Fim de tarde, saíamos do café depois de uma tarde de trabalho. Fumar era a desculpa. Os olhares se cruzavam confusos, como se todos fossem vesgos. A indecisão do que fazer dividiu o grupo. Alguns queriam beber destilado outros fermentado. No fundo todos queriam o mesmo, mas no fundo mais fundo todos queriam esse mesmo de modo diferente.
A noite veio e quem me importava mais ficou. Gostei disso. Fumamos e bebemos. Também gostei disso. Porém algo estava fora do eixo. O presente parecia distante. Um encontro marcado para mais tarde me preocupava. Não queria ir. Queria ficar, mas não tinha coragem de desmarcar. A bebida subiu junto com a fumaça e acompanhando levantamos para ir para outro lugar. Ainda havia tempo para o encontro, mas sabia que a cada instante ele ia ficando mais longe. O tempo se aproximava, mas eu escolhi me afastar. Decidimos ir da savassi para o centro. Relutei, mas fui. Sem ir muito longe uma ligação resolveu meu conflito. Desmarco o encontro, ou melhor, o encontro é desmarcado. Me sinto mais leve, meus passos fluem.
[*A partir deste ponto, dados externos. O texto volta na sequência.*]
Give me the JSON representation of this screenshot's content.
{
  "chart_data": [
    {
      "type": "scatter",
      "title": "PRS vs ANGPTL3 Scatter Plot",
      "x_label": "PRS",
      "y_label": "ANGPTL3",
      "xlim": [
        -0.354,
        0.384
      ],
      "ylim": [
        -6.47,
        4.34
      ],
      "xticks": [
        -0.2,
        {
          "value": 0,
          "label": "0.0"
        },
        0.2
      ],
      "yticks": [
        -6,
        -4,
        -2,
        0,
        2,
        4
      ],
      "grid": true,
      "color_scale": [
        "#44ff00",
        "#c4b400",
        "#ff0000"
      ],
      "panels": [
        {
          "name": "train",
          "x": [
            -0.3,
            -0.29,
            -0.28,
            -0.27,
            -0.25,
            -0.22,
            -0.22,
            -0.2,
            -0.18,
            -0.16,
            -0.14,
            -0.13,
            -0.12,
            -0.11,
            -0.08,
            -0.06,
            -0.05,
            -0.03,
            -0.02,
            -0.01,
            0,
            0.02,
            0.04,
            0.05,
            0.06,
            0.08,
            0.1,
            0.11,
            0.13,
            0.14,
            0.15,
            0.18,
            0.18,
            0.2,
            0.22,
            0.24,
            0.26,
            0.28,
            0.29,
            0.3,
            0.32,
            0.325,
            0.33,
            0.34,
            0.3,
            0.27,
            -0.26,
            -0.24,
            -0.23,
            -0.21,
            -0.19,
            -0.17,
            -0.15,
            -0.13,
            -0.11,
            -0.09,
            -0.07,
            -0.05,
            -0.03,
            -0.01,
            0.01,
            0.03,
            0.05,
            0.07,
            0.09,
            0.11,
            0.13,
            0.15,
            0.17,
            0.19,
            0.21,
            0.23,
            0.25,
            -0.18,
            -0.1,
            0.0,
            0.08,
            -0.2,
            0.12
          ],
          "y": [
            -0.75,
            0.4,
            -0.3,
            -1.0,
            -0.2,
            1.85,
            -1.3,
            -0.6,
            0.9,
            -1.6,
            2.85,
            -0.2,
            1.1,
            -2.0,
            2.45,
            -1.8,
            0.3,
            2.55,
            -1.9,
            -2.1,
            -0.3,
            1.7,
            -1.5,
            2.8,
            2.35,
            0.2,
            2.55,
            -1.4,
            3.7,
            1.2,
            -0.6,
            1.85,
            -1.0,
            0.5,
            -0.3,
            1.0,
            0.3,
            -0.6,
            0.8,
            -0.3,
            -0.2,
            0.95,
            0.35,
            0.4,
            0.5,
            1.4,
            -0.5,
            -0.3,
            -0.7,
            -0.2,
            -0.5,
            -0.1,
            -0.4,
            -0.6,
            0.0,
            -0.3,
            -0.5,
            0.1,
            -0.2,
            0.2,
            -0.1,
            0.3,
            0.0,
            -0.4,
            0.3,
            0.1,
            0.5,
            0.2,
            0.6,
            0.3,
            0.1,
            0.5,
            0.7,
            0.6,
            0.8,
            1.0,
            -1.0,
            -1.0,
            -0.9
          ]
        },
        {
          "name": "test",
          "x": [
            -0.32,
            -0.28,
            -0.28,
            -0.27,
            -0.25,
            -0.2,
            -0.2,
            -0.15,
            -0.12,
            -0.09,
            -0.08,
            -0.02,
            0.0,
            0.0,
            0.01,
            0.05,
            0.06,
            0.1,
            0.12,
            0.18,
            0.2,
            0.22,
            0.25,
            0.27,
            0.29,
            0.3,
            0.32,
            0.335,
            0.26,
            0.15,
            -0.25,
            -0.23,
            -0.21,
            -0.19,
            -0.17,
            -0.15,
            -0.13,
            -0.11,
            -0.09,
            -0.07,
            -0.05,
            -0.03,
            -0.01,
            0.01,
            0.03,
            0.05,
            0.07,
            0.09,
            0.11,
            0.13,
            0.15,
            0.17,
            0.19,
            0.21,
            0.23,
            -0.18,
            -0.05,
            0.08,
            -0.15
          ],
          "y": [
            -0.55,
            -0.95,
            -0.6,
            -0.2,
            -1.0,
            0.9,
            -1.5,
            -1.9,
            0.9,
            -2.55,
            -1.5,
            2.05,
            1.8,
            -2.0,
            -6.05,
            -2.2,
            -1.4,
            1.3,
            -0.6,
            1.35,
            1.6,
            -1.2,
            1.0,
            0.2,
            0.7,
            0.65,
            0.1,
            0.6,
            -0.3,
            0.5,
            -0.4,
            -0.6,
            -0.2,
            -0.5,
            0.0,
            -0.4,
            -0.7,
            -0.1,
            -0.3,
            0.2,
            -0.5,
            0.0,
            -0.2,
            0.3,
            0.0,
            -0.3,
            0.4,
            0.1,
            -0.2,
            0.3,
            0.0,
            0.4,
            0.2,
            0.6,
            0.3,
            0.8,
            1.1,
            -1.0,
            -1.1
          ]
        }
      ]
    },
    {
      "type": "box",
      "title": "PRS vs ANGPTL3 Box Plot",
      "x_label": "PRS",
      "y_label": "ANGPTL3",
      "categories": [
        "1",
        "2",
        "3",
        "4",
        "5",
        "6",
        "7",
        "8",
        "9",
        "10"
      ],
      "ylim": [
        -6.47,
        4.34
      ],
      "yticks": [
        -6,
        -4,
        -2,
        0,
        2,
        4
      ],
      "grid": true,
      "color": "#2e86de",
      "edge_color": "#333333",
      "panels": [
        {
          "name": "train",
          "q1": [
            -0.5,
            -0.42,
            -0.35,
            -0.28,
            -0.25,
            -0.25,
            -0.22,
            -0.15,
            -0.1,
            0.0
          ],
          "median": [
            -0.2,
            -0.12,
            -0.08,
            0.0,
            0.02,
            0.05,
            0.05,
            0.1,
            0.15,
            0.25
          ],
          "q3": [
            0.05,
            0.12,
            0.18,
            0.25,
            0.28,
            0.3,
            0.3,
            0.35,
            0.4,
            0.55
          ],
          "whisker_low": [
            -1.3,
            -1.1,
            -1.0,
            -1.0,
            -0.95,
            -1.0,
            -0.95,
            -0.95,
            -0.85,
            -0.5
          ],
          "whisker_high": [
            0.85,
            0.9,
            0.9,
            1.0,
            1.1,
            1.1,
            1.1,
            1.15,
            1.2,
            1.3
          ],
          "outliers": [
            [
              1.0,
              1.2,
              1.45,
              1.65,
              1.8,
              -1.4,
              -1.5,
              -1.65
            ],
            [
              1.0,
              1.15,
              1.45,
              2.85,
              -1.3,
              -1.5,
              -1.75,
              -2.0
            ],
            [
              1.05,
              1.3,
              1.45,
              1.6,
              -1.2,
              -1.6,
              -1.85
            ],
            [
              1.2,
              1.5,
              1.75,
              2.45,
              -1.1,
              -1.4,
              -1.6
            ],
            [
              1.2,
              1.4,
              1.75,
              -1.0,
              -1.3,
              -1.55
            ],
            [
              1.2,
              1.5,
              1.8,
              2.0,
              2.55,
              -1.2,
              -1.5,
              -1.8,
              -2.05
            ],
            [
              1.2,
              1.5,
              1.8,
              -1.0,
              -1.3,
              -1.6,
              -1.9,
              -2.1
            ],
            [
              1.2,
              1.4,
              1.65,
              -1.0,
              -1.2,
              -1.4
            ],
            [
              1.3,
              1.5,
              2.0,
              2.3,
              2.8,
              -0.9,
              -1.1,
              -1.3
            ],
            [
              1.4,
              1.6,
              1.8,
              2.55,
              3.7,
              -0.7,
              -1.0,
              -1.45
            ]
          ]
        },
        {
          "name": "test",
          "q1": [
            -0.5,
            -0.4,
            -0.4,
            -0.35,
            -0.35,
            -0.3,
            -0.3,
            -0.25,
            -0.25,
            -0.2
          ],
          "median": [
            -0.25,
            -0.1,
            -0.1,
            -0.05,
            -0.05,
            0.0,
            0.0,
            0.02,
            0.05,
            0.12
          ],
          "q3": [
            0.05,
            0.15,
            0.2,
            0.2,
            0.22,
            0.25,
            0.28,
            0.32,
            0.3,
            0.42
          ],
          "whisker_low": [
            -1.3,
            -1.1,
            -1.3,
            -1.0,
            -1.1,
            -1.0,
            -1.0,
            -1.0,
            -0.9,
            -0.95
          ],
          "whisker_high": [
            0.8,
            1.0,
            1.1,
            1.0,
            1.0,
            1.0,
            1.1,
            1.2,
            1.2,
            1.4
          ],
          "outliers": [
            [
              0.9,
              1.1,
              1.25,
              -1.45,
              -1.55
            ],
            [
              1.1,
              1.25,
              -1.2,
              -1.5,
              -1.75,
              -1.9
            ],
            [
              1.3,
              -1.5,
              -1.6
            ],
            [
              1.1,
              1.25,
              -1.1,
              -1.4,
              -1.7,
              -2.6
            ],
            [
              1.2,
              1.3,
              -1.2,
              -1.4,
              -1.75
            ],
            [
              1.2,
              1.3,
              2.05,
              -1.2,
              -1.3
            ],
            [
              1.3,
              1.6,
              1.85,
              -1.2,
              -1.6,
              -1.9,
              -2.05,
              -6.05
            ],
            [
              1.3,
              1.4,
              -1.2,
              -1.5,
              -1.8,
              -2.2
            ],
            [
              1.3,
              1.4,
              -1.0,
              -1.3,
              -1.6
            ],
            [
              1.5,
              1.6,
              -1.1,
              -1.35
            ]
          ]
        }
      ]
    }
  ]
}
Sinto a mão dela esbarrar na minha às vezes. Penso que alguém que sabe dançar tem consciência do seu corpo e sabe bem que mão não esbarra na dos outros sem querer. Penso que posso estar enganado. Penso que penso demais. Continuamos andando, mas não lembro de muita coisa. Lembro da mão dela esbarrar na minha. Disso eu lembro bem. Chegamos no maleta, mas logo seguimos para o viaduto Sta. Tereza. Lá fumamos mais e bebemos mais. Foi bom. Senti boas vibrações. A musica era estranha, mas combinava com o nosso momento. De repente acabou, ficou tarde, e não sei porque decidimos voltar pro maleta. Dessa vez com menos dois no grupo (que era de cinco).
Subimos para a varanda e bebemos cerveja no chão. A minha mão tocou seu pé. A minha mão tocou seu calcanhar. O Túlio foi pegar mais cerveja. A minha mão tocou o chão, mas meus lábios encontraram os dela. Nesse momento vieram tantas palavras na minha cabeça que parecia uma represa rompida deixando todo o fluxo de água passar de uma só vez. Eram tantas as palavras que elas iam se juntando antes mesmo de sair. Juntando, juntando, juntando, mas de um tanto que não conseguiam nem sair, pelo menos não como palavra. Foi acumulando tanta palavra e pensamento que o êxtase virou um bolo. O bolo eu parti um pedaço e dividi com ela, mas o resto deixei bem guardado no coração.
Eu não esperava. Ela é muito pra esse tão pouco que sou. Ou se não sou tão pouco, ela é muito mesmo assim. Mas mesmo assim, mesmo ela sendo muito e eu sendo tão pouco (nem tão pouco assim) eu me fiz de bobo e joguei meu blefe. O que ganhei por enquanto foi o êxtase, o que ficou foi o jogo, ainda começando.